What words come to mind easily when we think of Thanksgiving? Food, family, fellowship for starters. What others do you think of? How about these words: Confession of sins, transgressions, repentance, humiliation? Those are the words that Abraham Lincoln wove into the fabric of his Proclamation which preceded his establishment of a day of Thanksgiving. Context, of course, is important here. The Proclamation for a Day of Humiliation, Fasting and Prayer was issued on March 30th of 1863. (It is noteworthy that his predecessors in the office of the President of the United States had issued similar proclamations during their tenure in office.) The Civil War was nearing its second anniversary, and it was a rare village or town that had not experienced the loss of many of its young men in battle. Lincoln was fully committed to see the war through to the end which did not come until two years later on April 9, 1865, and the result of that commitment was the savagery and death that accompanied the war effort. In addition, he had experienced the death of his son, Willie, not that long before, presumably from typhoid fever on February 20 of 1862. His melancholy was well known to those around him and considering the many losses with which he was recently familiar, the need to unburden himself as well as the country writ large and to offer some ray of hope in this otherwise bleak landscape motivated the decision to make the proclamation.
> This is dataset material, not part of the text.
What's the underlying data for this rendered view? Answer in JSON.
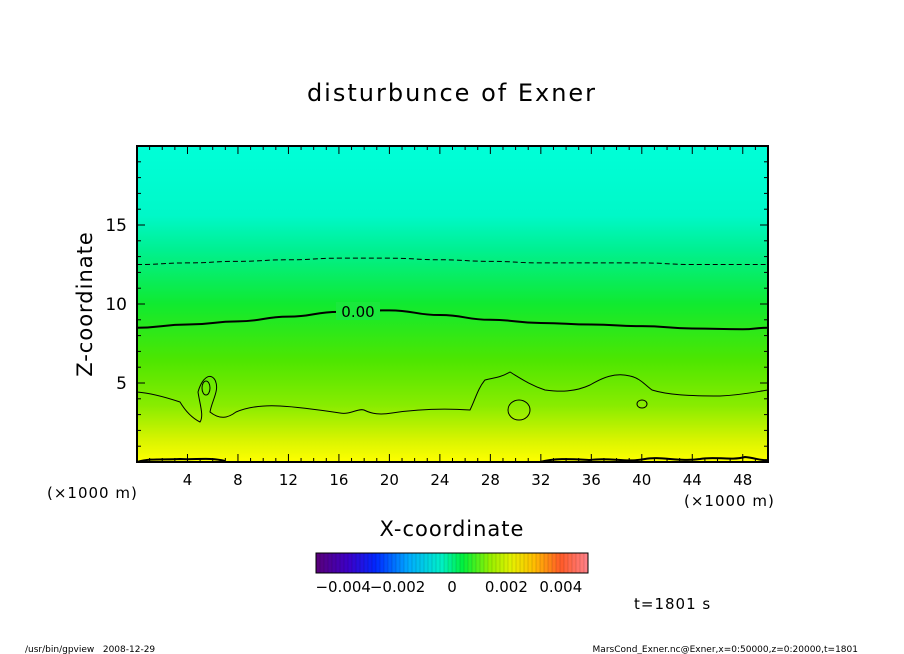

He let us know in the first full paragraph that it was his intention to seek a positive conclusion: “…in humble sorrow, yet with assured hope that genuine repentance will lead to mercy and pardon...” But then he makes his argument in a far more prayerful tone:
“And, insomuch as we know that, by His divine law, nations, like individuals are subjected to punishments and chastisements in this world, may we not justly fear that the awful calamity of civil war, which now desolates the land, may be but a punishment inflicted upon us for our presumptuous sins, to the needful end of our national reformation as a whole People? We have been the recipients of the choicest bounties of heaven. We have been preserved these many years in peace and prosperity. We have grown in numbers, wealth and power as no other nation has ever grown. Be we have forgotten God. We have forgotten the gracious hand which preserved us in peace, and multiplied and enriched and strengthened us and we have vainly imagined, in the deceitfulness of our hearts, that all these blessings were produced by some superior wisdom and virtue of our own. Intoxicated with unbroken success, we have become too self-sufficient to feel the necessity of redeeming and preserving grace, too proud to pray to the God that made us!”
Lincoln had lived a full life before ascending to the Presidency. His early childhood and teenage years were spent in Indiana in somewhat primitive surroundings. His schooling, such as it was, was by and large the result of his voracious appetite for reading anything and everything. He had experienced loss and love, but more loss. First his mother, then his first girlfriend, and later the loss of one of his children as an infant. But, he had always maintained a positive outlook and his many speeches on various subjects open a door to his thought process that was always upbeat and promising. His references to the Founding Fathers frequently were in the context of acknowledging the hopefulness of the foundational documents upon which this country was imagined…the Declaration of Independence, the Constitution, the Bill of Rights.